Quick checklist for deciding ownership
- What is the business process? That system is a likely SoR.
- Who needs the answer? That audience drives the SoT location.
- Is the field a fact or a view? Facts belong in the SoR. Views can be in the SoT read model.
- Is the field regulated or audited? Prefer append-only records and strong lineage.
- Can more than one system write it? If yes, redesign until the answer is no.
FAQs
Can one system be both the system of record and the source of truth?
Yes. This happens when one system is the only writer and also the best place to read from. It is common for ledgers and payment processors.
Is a “single source of truth” always one database?
No. It is often a read model that is built from multiple systems of record. The key is that users and services know where to read the final answer for each field.
What if two systems must update the same field?
Try to remove that requirement. If you cannot, introduce a mediator service that becomes the single write path. It validates updates and writes to the true SoR.
Should the data warehouse be the source of truth for reporting?

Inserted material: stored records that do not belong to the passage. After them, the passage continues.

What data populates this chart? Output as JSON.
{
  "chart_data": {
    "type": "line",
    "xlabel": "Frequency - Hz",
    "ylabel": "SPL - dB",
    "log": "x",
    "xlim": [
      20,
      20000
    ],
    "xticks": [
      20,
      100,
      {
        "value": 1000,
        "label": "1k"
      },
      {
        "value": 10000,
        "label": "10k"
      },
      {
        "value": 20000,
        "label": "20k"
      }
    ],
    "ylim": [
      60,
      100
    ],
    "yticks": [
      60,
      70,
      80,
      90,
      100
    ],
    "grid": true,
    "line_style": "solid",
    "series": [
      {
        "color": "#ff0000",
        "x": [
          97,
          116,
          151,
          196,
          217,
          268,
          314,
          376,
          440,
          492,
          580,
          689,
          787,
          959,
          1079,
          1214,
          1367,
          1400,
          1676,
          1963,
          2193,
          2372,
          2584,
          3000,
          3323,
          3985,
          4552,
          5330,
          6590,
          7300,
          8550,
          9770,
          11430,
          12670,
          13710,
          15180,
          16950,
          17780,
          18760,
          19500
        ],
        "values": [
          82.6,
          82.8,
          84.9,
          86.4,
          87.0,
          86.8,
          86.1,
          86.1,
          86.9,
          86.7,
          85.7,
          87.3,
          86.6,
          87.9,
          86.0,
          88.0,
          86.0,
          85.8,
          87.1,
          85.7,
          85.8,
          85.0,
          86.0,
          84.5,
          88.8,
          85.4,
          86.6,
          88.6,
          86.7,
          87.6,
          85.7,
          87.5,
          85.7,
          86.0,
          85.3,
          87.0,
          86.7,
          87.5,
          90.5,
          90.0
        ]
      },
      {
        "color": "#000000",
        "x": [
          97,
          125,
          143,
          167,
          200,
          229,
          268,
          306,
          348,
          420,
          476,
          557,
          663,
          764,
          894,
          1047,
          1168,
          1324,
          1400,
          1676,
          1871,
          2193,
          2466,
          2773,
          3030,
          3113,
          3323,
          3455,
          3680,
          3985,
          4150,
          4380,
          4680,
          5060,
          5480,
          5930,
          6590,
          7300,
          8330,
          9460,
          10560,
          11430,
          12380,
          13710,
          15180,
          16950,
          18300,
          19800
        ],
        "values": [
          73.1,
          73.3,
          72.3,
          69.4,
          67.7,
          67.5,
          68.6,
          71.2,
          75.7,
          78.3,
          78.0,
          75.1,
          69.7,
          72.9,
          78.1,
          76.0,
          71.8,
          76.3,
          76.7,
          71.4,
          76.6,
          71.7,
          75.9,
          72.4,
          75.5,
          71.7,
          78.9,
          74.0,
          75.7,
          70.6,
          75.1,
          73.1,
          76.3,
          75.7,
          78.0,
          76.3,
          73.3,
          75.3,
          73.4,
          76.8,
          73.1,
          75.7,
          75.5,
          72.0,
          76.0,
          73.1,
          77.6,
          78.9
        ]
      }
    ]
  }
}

Often, yes. For reporting and finance ops, a warehouse or lakehouse can be the SoT for curated metrics. But it should still be built from audited SoR facts, with clear transformation rules.
How do we roll this out without breaking production?
Start with one high-conflict area, like customer status or limits. Create the ownership matrix. Block writes in the non-owner systems. Then add events or CDC to keep consumers in sync.